1. Technical Field
The present disclosure relates to a package for optical devices, and particularly to a module for operatively coupling one or more optical fibers with one or more optical devices.
2. Description of the Related Art
Various optical devices are known in the art and include such semiconductor devices as light emitting diodes (LEDs), laser diodes, and photodetectors. Optical semiconductors, i.e., optoelectronic devices, effect a conversion between optical signals and electronic signals.
Optical semiconductor devices are sensitive to environmental conditions and are generally sealed in hermetic packages or in plastic molding to prevent degradation caused by atmospheric contaminants such as humidity, dust, and free ions. The optical input/output surfaces of the components operatively coupled in a package are especially susceptible to contamination, hence, the desirability of hermetically sealing the package to prevent contact with the outside atmosphere. Hermetic sealing typically involves mounting a cap to a substrate having an optical semiconductor device by means of soldering, welding, and the like.
One prior known optical semiconductor module includes a submount body having a groove buried with an insulator, an optical semiconductor device mounted on the submount body, a cap arranged across the groove and fixedly bonded to the submount body by a bonding member for hermetically sealing the module. An electrical wiring layer connected to the semiconductor device extends to the outside of the cap through a groove buried with an insulator.
Surface mounting technology is often employed to keep the package for an integrated circuit as compact as possible by eliminating certain parts which are unnecessary for the operation of the semiconductor.
In one type of surface mounting technology the bottom surface of a semiconductor device is attached to the top surface of the package substrate. Electrical connections are made between the bonding pads on the top surface of the semiconductor device and the contacts on the mounting surface. The electrical connections are typically made by bonding thin gold or gold alloy wire from the device bonding pads to the electrical connections on the surface. The substrate of the ball grid array package has solder balls on its bottom surface opposite the semiconductor device. Disposed in a grid array, the solder balls are used to make contact with a circuit board. Inside the package are conductive traces which electrically connect the solder balls to the contacts on the top surface of the substrate where the semiconductor device is attached.
However, this method has disadvantages. Wire bonds have high parasitic inductance and are poor conductors of high speed signals, they are labor intensive to manufacture, and are not mechanically robust.
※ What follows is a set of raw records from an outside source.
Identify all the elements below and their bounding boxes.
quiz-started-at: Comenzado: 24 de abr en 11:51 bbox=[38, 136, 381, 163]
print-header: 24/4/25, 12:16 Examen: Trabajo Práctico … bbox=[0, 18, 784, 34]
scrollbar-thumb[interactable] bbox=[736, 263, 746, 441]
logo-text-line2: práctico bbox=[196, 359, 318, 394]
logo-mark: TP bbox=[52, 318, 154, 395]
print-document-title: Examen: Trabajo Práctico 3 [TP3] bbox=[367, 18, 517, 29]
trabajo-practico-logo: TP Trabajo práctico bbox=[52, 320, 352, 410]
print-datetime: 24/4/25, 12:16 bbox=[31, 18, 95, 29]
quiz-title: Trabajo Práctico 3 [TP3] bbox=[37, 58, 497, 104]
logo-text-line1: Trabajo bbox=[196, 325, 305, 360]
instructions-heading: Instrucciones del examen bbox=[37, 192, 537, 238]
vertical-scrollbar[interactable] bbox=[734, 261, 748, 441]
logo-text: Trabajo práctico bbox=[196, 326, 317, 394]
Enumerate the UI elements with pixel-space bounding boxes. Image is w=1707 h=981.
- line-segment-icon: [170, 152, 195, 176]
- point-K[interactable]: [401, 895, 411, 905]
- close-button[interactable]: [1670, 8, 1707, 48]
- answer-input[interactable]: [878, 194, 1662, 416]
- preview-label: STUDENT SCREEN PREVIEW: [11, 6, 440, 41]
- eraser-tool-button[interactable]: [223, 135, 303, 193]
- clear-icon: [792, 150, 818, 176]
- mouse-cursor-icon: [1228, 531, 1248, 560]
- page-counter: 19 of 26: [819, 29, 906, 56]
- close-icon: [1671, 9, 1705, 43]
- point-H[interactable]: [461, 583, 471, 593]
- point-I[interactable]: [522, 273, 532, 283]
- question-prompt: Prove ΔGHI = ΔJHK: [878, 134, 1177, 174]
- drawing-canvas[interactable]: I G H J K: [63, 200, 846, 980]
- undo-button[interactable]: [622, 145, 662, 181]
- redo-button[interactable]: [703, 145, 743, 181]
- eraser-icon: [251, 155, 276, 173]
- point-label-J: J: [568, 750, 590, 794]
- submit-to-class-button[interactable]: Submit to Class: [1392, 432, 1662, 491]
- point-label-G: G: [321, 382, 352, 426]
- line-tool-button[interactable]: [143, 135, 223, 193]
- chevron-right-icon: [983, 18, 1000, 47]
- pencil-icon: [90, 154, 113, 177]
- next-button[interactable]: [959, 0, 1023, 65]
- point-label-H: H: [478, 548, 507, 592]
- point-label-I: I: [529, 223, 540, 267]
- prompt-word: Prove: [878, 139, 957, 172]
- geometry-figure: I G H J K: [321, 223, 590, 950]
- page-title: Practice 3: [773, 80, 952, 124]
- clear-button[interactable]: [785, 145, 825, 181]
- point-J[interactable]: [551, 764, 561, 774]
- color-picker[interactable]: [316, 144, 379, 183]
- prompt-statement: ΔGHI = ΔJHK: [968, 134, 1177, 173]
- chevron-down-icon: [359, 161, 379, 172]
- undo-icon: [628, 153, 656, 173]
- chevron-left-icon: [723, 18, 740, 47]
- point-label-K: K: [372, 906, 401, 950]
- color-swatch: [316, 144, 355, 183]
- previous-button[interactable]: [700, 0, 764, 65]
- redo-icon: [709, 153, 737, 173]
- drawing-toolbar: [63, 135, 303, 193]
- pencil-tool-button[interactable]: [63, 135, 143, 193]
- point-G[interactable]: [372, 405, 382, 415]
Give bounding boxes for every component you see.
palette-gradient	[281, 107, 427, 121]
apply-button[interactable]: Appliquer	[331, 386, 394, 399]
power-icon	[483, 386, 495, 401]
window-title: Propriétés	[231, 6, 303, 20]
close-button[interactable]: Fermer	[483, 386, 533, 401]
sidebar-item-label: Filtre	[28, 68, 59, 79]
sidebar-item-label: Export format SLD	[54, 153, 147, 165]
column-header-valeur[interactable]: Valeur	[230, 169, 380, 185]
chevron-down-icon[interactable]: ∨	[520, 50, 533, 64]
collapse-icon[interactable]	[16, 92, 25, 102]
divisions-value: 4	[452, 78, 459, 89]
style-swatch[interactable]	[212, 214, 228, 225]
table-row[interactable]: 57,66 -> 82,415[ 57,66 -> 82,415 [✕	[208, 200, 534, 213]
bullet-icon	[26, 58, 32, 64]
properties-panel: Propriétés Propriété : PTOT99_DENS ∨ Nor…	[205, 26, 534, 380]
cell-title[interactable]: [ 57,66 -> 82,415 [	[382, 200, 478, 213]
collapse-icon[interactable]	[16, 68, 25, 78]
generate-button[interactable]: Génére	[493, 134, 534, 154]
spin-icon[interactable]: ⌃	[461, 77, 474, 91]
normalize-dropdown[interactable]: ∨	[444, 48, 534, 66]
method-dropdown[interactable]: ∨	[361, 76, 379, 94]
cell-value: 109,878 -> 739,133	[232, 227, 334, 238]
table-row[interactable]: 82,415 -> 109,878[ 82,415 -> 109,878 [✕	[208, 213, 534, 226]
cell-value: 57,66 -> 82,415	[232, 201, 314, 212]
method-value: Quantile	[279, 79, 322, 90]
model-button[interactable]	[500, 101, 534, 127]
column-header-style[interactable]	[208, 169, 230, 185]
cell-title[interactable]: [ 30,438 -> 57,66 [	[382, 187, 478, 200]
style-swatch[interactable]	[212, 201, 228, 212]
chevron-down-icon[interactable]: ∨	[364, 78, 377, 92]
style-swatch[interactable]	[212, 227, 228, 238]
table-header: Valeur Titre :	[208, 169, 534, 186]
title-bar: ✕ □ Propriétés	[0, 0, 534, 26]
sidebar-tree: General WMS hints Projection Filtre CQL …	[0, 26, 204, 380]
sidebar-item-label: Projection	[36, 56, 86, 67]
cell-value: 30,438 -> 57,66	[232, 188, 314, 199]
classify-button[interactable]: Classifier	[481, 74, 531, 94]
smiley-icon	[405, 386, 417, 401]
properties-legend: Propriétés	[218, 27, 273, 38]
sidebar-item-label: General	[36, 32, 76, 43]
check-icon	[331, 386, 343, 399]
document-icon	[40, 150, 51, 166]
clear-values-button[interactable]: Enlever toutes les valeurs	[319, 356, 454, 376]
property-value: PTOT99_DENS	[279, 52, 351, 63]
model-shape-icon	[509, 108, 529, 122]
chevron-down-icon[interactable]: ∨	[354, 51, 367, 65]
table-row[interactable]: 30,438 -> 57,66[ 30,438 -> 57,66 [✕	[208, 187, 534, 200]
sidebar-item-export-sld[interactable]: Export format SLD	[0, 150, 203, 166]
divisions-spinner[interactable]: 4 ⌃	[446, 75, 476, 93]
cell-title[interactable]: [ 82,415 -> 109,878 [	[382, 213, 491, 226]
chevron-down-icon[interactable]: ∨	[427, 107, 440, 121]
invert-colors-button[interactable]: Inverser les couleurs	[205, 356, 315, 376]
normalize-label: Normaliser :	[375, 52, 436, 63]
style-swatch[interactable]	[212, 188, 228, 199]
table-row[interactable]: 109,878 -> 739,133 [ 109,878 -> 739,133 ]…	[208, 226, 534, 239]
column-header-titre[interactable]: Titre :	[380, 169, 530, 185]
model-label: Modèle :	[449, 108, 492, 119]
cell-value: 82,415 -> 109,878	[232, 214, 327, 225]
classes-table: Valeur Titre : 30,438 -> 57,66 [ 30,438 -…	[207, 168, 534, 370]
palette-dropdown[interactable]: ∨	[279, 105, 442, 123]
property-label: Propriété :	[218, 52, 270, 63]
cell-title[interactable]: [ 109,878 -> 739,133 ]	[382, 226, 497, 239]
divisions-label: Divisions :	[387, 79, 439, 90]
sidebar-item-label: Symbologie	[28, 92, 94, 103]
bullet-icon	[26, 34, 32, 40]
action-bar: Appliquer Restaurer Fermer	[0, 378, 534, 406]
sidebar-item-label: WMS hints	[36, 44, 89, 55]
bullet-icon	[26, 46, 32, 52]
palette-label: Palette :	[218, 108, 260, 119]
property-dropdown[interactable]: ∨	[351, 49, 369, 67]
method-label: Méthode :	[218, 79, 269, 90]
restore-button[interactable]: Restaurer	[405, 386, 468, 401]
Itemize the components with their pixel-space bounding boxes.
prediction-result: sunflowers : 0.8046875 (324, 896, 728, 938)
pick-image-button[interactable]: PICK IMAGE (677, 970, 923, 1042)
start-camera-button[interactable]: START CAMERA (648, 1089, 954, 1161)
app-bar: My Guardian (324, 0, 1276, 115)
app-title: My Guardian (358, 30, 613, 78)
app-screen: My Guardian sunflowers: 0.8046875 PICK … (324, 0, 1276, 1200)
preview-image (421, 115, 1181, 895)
Another mounting method employs a flip-chip. A flip-chip has spaced apart bonding pads disposed on the top surface of the chip rather than just at the periphery. A corresponding array of solder mounting bumps is disposed on the top surface of the substrate onto which the chip is to be mounted. However, the array of bonding pads on the flip-chip and the array of bonding pads on the mounting surface are mirror images of each other. The chip is flipped over so that the individual solder bumps on the chip contact the corresponding solder bumps on the surface of the substrate. The flip-chip is then secured to the surface of the substrate by fusing the solder contacts. By eliminating the wire bonds a package designed for a flip-chip reduces the inductance between the semiconductor device and the substrate. Since the flip-chips have bonding pads arrayed on the entire top surface of the semiconductor device it can have far more bonding pads than a wire bonded chip.
While flip-chip technology is known for mounting semiconductor chips to the surface of a substrate within a package, there is yet need for an optoelectronic device package which can be flip-chip mounted to a circuit board or other mounting platform.